Les résultats que nous venons de présenter, et qui vont faire l’objet d’une publication dans la revue médicale JAMDA, sont très encourageants.
Quelles approches ont été évaluées ?
Dr Thierry Bautrand – Il s’agit principalement ici d’un travail sur l’environnement : en EHPAD, les résidents peuvent avoir beaucoup de mal à savoir quelle heure il est et, lorsque l’on passe en horaires de nuit, le nombre d’aidants diminue fortement, ce qui peut être source d’angoisse et de désorientation.
Nous avons installé des lumières qui diminuent progressivement d’intensité, ainsi que des horloges, pour permettre de mieux se situer dans le temps.

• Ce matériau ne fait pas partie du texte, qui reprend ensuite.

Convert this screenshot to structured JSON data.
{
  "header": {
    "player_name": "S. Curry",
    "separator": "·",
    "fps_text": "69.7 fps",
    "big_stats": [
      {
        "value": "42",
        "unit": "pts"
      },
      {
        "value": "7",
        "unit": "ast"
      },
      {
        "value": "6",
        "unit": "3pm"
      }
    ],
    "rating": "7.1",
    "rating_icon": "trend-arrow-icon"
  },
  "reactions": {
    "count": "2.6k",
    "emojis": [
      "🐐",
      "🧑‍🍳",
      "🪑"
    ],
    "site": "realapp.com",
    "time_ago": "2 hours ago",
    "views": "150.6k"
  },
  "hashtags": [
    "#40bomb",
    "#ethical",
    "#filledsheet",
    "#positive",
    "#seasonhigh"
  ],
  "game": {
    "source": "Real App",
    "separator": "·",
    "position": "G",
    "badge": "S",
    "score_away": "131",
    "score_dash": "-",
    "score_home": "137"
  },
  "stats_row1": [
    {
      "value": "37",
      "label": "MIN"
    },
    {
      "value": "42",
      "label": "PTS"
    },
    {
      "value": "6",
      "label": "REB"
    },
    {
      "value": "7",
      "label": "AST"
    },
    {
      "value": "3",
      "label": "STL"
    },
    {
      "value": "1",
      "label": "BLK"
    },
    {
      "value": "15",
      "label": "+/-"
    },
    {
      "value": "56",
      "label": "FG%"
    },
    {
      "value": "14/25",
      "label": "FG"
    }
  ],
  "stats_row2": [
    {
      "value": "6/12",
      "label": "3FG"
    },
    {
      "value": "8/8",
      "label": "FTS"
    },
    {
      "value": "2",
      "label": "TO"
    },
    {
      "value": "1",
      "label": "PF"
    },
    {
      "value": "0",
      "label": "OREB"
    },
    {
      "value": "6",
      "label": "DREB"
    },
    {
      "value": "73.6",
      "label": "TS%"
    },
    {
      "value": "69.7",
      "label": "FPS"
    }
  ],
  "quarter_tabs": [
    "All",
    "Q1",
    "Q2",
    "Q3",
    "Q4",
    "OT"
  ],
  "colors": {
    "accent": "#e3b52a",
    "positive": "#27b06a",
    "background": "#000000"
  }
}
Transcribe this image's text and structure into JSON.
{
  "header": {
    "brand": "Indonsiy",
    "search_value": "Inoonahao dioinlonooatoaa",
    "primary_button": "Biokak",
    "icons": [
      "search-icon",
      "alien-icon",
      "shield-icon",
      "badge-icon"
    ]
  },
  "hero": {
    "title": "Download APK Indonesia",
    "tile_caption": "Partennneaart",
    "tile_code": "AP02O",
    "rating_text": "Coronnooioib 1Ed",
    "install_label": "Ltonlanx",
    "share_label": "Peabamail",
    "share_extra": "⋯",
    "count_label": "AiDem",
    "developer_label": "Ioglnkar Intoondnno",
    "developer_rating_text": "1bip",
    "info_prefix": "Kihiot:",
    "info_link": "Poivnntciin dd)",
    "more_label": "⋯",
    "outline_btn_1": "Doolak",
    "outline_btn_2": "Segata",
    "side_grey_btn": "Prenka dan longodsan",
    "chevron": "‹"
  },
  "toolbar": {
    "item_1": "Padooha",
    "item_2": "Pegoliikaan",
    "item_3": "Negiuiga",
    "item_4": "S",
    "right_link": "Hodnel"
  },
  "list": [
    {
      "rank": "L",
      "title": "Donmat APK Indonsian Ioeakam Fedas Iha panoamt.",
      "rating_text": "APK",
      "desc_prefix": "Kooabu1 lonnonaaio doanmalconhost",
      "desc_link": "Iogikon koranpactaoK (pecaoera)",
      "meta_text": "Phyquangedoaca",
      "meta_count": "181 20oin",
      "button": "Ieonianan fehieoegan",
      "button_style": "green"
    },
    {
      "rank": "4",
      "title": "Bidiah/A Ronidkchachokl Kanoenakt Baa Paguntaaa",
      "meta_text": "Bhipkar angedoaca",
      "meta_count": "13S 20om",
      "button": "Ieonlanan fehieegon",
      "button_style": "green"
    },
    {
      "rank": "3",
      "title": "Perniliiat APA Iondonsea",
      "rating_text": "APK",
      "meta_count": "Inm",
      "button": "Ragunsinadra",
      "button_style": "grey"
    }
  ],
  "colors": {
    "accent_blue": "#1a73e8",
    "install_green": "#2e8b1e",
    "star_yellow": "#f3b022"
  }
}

Nous avons également travaillé sur les habits portés par le personnel de nuit, avec des couleurs bleu-nuit.
La musique également, avec des musiques douces et bienveillantes en fin de journée…
En renforçant les repères spatio-temporels, en envoyant chaque fois des signaux, bienveillants, qui permettent de faire comprendre que c’est la nuit, on espérait rassurer des patients. L’étude a duré un an.
Quels ont été les résultats ?
Dr Thierry Bautrand – On s’est aperçu que la déambulation de nuit, l’opposition [aux soignants], et les cris, avaient diminués de manière très significative – de l’ordre de 80% – entre le début et la fin de l’expérimentation. Concernant les expérimentations menées depuis deux ans [en journée], les prescriptions médicamenteuses ont été réduites de 50%. Au vu de ces différents résultats, l’ARS PACA a pris l’initiative de poursuivre l’évaluation de ces thérapies à l’échelle de 21 EHPAD de la région.
Dans l'EHPAD du Dr Bautrand, on propose aux patients des activités d'exploration sensorielle (snoezelen) qui visent essentiellement à améliorer le bien-être des patients, afin de réduire la fréquence de leurs angoisses sur le long terme. (DR)
Ces stratégies pourraient-elles être déployées « à domicile », pour ralentir la perte d’autonomie et retarder l’entrée du malade en institution ?
Dr Thierry Bautrand – Nous l’expérimentons actuellement avec mon association. Les aidants familiaux de personnes atteintes de démence s’épuisent : rappelons que 15% meurent avant la personne qu’ils aident, soit deux fois plus que les aidants familiaux atteints d’autres maladies !
La violence, l’agressivité, l’opposition, les déambulations nocturnes, les fugues, sont source de grande fatigue.
Nous essayons d’expliquer à nos membres les thérapies médicamenteuses personnalisées aux aidants, pour voir s’ils parviennent à les déployer à domicile. Une lumière qui change, une musique douce, ce n’est ni difficile ni coûteux à mettre en place !
Si les résultats sont au rendez-vous, nous espérons que ces solutions se diffuseront.